May 1, 2018
by: Luciana Godinho
Best practices street design virtual reality experience. Credit: Arup.
Best practices street design virtual reality experience. Credit: Arup.
Interactive scale model of Broadway between 18th and 19th streets. Credit: Jeffrey Raven.
Interactive scale model of Broadway between 18th and 19th streets. Credit: Jeffrey Raven.
AIANY Planning & Urban Design Committee's Future Streets Launchpad organizing team, including NYIT Graduate Urban & Regional Design students. Credit: Jeffrey Raven.
AIANY Planning & Urban Design Committee's Future Streets Launchpad organizing team, including NYIT Graduate Urban & Regional Design students.
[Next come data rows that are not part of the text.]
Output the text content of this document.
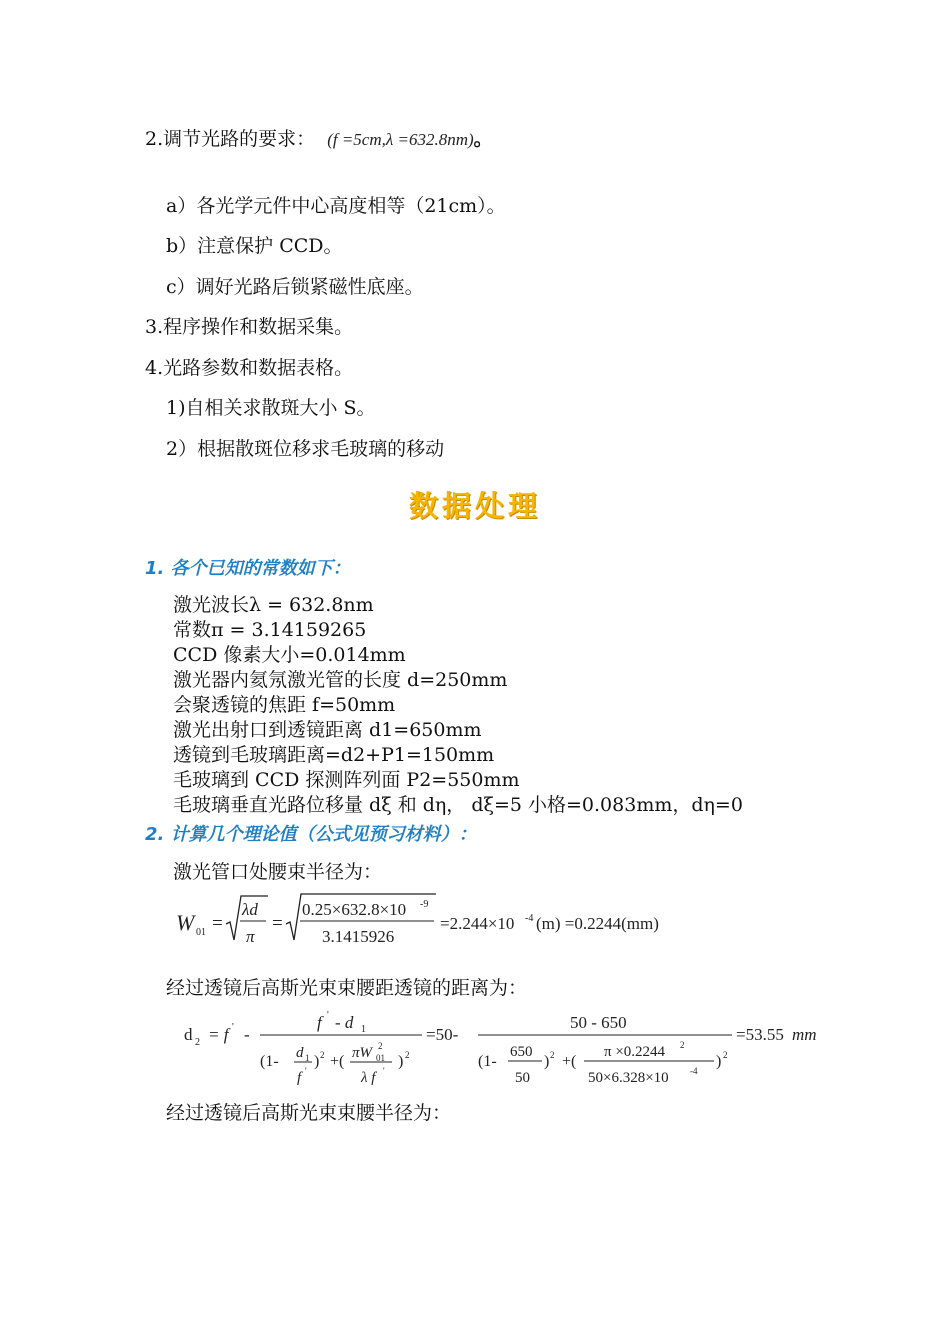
2.调节光路的要求： (f =5cm,λ =632.8nm)。
a）各光学元件中心高度相等（21cm）。
b）注意保护 CCD。
c）调好光路后锁紧磁性底座。
3.程序操作和数据采集。
4.光路参数和数据表格。
1)自相关求散斑大小 S。
2）根据散斑位移求毛玻璃的移动
数据处理
1. 各个已知的常数如下：
激光波长λ = 632.8nm
常数π = 3.14159265
CCD 像素大小=0.014mm
激光器内氦氖激光管的长度 d=250mm
会聚透镜的焦距 f=50mm
激光出射口到透镜距离 d1=650mm
透镜到毛玻璃距离=d2+P1=150mm
毛玻璃到 CCD 探测阵列面 P2=550mm
毛玻璃垂直光路位移量 dξ 和 dη， dξ=5 小格=0.083mm，dη=0
2. 计算几个理论值（公式见预习材料）：
激光管口处腰束半径为：
W 01 =
λd
π
=
0.25×632.8×10 -9
3.1415926
=2.244×10 -4 (m) =0.2244(mm)
经过透镜后高斯光束束腰距透镜的距离为：
d 2 = f ' -
f ' - d 1
(1- d 1
f '
) 2 +( πW 01
2
λ f '
) 2
=50-
50 - 650
(1-
650
50
) 2 +(
π ×0.2244 2
50×6.328×10 -4
) 2
=53.55 mm
经过透镜后高斯光束束腰半径为：
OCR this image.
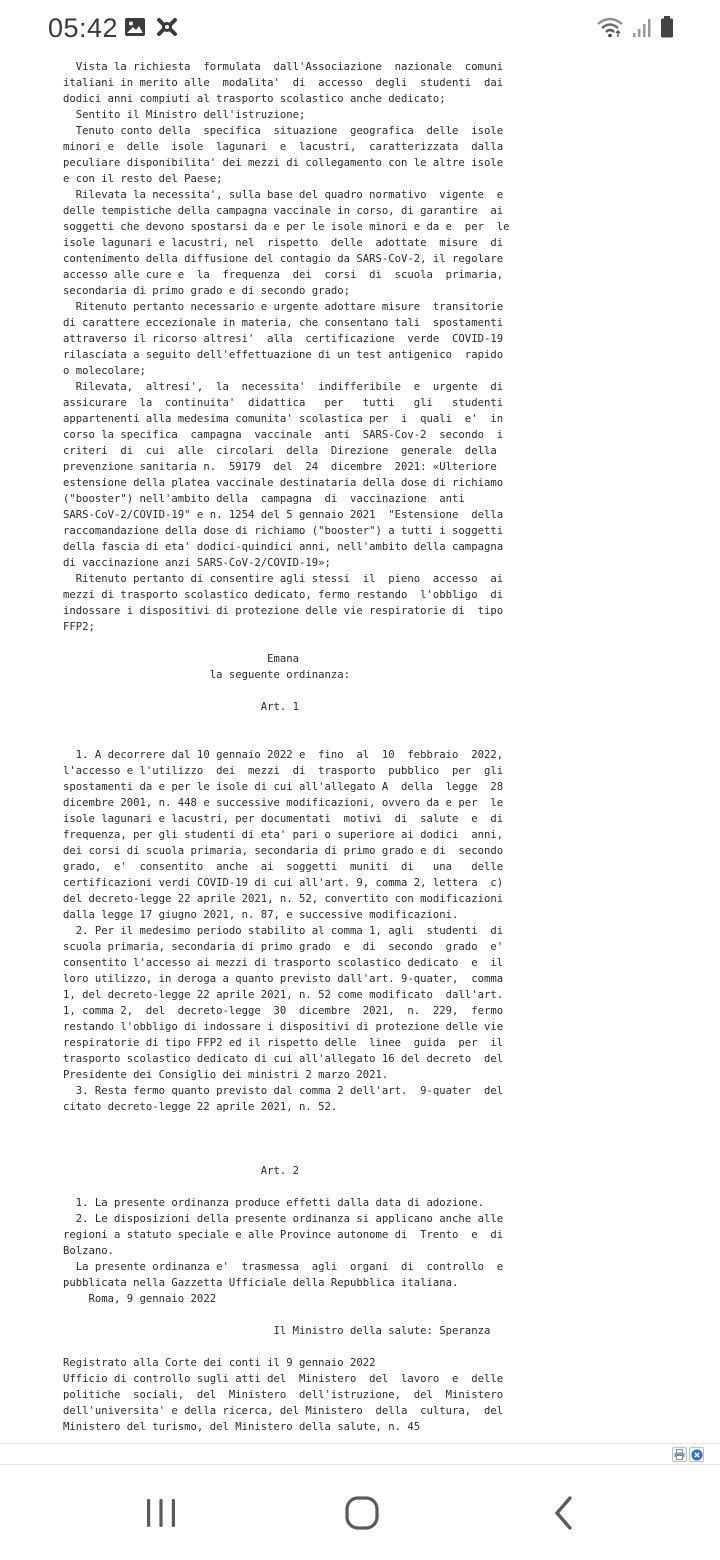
05:42

Vista la richiesta  formulata  dall'Associazione  nazionale  comuni

italiani in merito alle  modalita'  di  accesso  degli  studenti  dai

dodici anni compiuti al trasporto scolastico anche dedicato;

Sentito il Ministro dell'istruzione;

Tenuto conto della  specifica  situazione  geografica  delle  isole

minori e  delle  isole  lagunari  e  lacustri,  caratterizzata  dalla

peculiare disponibilita' dei mezzi di collegamento con le altre isole

e con il resto del Paese;

Rilevata la necessita', sulla base del quadro normativo  vigente  e

delle tempistiche della campagna vaccinale in corso, di garantire  ai

soggetti che devono spostarsi da e per le isole minori e da e  per  le

isole lagunari e lacustri, nel  rispetto  delle  adottate  misure  di

contenimento della diffusione del contagio da SARS-CoV-2, il regolare

accesso alle cure e  la  frequenza  dei  corsi  di  scuola  primaria,

secondaria di primo grado e di secondo grado;

Ritenuto pertanto necessario e urgente adottare misure  transitorie

di carattere eccezionale in materia, che consentano tali  spostamenti

attraverso il ricorso altresi'  alla  certificazione  verde  COVID-19

rilasciata a seguito dell'effettuazione di un test antigenico  rapido

o molecolare;

Rilevata,  altresi',  la  necessita'  indifferibile  e  urgente  di

assicurare  la  continuita'  didattica   per   tutti   gli   studenti

appartenenti alla medesima comunita' scolastica per  i  quali  e'  in

corso la specifica  campagna  vaccinale  anti  SARS-Cov-2  secondo  i

criteri  di  cui  alle  circolari  della  Direzione  generale  della

prevenzione sanitaria n.  59179  del  24  dicembre  2021: «Ulteriore

estensione della platea vaccinale destinataria della dose di richiamo

("booster") nell'ambito della  campagna  di  vaccinazione  anti

SARS-CoV-2/COVID-19" e n. 1254 del 5 gennaio 2021  "Estensione  della

raccomandazione della dose di richiamo ("booster") a tutti i soggetti

della fascia di eta' dodici-quindici anni, nell'ambito della campagna

di vaccinazione anzi SARS-CoV-2/COVID-19»;

Ritenuto pertanto di consentire agli stessi  il  pieno  accesso  ai

mezzi di trasporto scolastico dedicato, fermo restando  l'obbligo  di

indossare i dispositivi di protezione delle vie respiratorie di  tipo

FFP2;

Emana

la seguente ordinanza:

Art. 1

1. A decorrere dal 10 gennaio 2022 e  fino  al  10  febbraio  2022,

l'accesso e l'utilizzo  dei  mezzi  di  trasporto  pubblico  per  gli

spostamenti da e per le isole di cui all'allegato A  della  legge  28

dicembre 2001, n. 448 e successive modificazioni, ovvero da e per  le

isole lagunari e lacustri, per documentati  motivi  di  salute  e  di

frequenza, per gli studenti di eta' pari o superiore ai dodici  anni,

dei corsi di scuola primaria, secondaria di primo grado e di  secondo

grado,  e'  consentito  anche  ai  soggetti  muniti  di   una   delle

certificazioni verdi COVID-19 di cui all'art. 9, comma 2, lettera  c)

del decreto-legge 22 aprile 2021, n. 52, convertito con modificazioni

dalla legge 17 giugno 2021, n. 87, e successive modificazioni.

2. Per il medesimo periodo stabilito al comma 1, agli  studenti  di

scuola primaria, secondaria di primo grado  e  di  secondo  grado  e'

consentito l'accesso ai mezzi di trasporto scolastico dedicato  e  il

loro utilizzo, in deroga a quanto previsto dall'art. 9-quater,  comma

1, del decreto-legge 22 aprile 2021, n. 52 come modificato  dall'art.

1, comma 2,  del  decreto-legge  30  dicembre  2021,  n.  229,  fermo

restando l'obbligo di indossare i dispositivi di protezione delle vie

respiratorie di tipo FFP2 ed il rispetto delle  linee  guida  per  il

trasporto scolastico dedicato di cui all'allegato 16 del decreto  del

Presidente dei Consiglio dei ministri 2 marzo 2021.

3. Resta fermo quanto previsto dal comma 2 dell'art.  9-quater  del

citato decreto-legge 22 aprile 2021, n. 52.

Art. 2

1. La presente ordinanza produce effetti dalla data di adozione.

2. Le disposizioni della presente ordinanza si applicano anche alle

regioni a statuto speciale e alle Province autonome di  Trento  e  di

Bolzano.

La presente ordinanza e'  trasmessa  agli  organi  di  controllo  e

pubblicata nella Gazzetta Ufficiale della Repubblica italiana.

Roma, 9 gennaio 2022

Il Ministro della salute: Speranza

Registrato alla Corte dei conti il 9 gennaio 2022

Ufficio di controllo sugli atti del  Ministero  del  lavoro  e  delle

politiche  sociali,  del  Ministero  dell'istruzione,  del  Ministero

dell'universita' e della ricerca, del Ministero  della  cultura,  del

Ministero del turismo, del Ministero della salute, n. 45
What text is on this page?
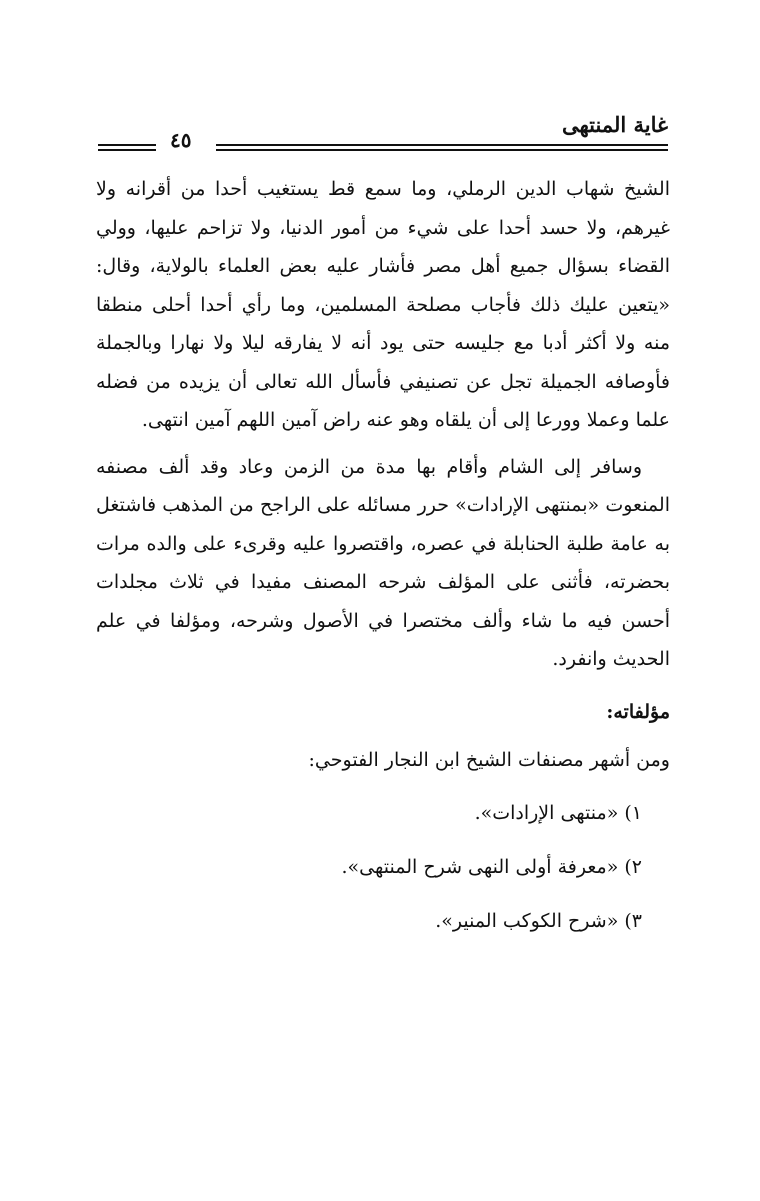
غاية المنتهى
٤٥

الشيخ شهاب الدين الرملي، وما سمع قط يستغيب أحدا من أقرانه ولا غيرهم، ولا حسد أحدا على شيء من أمور الدنيا، ولا تزاحم عليها، وولي القضاء بسؤال جميع أهل مصر فأشار عليه بعض العلماء بالولاية، وقال: «يتعين عليك ذلك فأجاب مصلحة المسلمين، وما رأي أحدا أحلى منطقا منه ولا أكثر أدبا مع جليسه حتى يود أنه لا يفارقه ليلا ولا نهارا وبالجملة فأوصافه الجميلة تجل عن تصنيفي فأسأل الله تعالى أن يزيده من فضله علما وعملا وورعا إلى أن يلقاه وهو عنه راض آمين اللهم آمين انتهى.

وسافر إلى الشام وأقام بها مدة من الزمن وعاد وقد ألف مصنفه المنعوت «بمنتهى الإرادات» حرر مسائله على الراجح من المذهب فاشتغل به عامة طلبة الحنابلة في عصره، واقتصروا عليه وقرىء على والده مرات بحضرته، فأثنى على المؤلف شرحه المصنف مفيدا في ثلاث مجلدات أحسن فيه ما شاء وألف مختصرا في الأصول وشرحه، ومؤلفا في علم الحديث وانفرد.

مؤلفاته:

ومن أشهر مصنفات الشيخ ابن النجار الفتوحي:

١) «منتهى الإرادات».
٢) «معرفة أولى النهى شرح المنتهى».
٣) «شرح الكوكب المنير».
Credit: Jeffrey Raven.

On Saturday, April 21, the AIANY Planning & Urban Design Committee (PUD) launched a public workshop as part of the NYC Department of Transportation’s Car Free Earth Day. The annual event, spearheaded by Ydanis Rodrigues, Chair of City Council’s Committee on Transportation, closed Broadway to all vehicular traffic between Union Square and Times Square, as well as in Upper Manhattan, to promote a series of discussions, demonstrations, and activities about cities and sustainability. PUD’s demonstration area between 18th and 19th streets, Future Streets Launchpad, used a range of presentations to engage the public in discussions about how our streets today privilege the private automobile, and explored the possibility of new, more efficient, valuable, and equitable uses for this public land. The launchpad engaged the public with three exciting  experiences: an interactive physical model, virtual reality immersions, and a series of display boards.

Positioned in the middle of the street, the physical model, constructed by ARUP and students from the Urban Design program at the New York Institute of Technology, was the huge hit. With a set of colored lanes, toy cars, miniature people, and furniture, the model attracted children, their parents, and curious pedestrians to play. It allowed members of the public to try out different configurations of space on Broadway by mixing and matching lane types, program types, and the relative positions of these elements on the street. By providing a playful experience for the audience, the activity catalyzed many enriching discussions about the future, not only of Broadway, but of streetscapes in NYC and around the world.

The virtual reality stations offered visitors a chance to immerse themselves in a possible future street environment for that very block. It showed much more green space, a safer protected bike lane, and proposed different, more congregational uses for sidewalks. People were impressed by how small changes could provide a much higher-quality ambiance on the street.

The display boards highlighted a variety of ongoing investigations into the future of NYC streetscapes. These works advocate for a more pedestrian-friendly, mobility-centric, equitable, and safe use of the streets. Represented project work included Dedicate Our Streets from Arup, Public Square by FXCollaborative, Driverless NYC by KPF, and The Green Line by Perkins Eastman. The last of these envisions transforming this area of Broadway into a permanently pedestrian-prioritized space.

Future Streets has plans to continue developing these discussions and more with a roundtable or panel discussion in the Fall.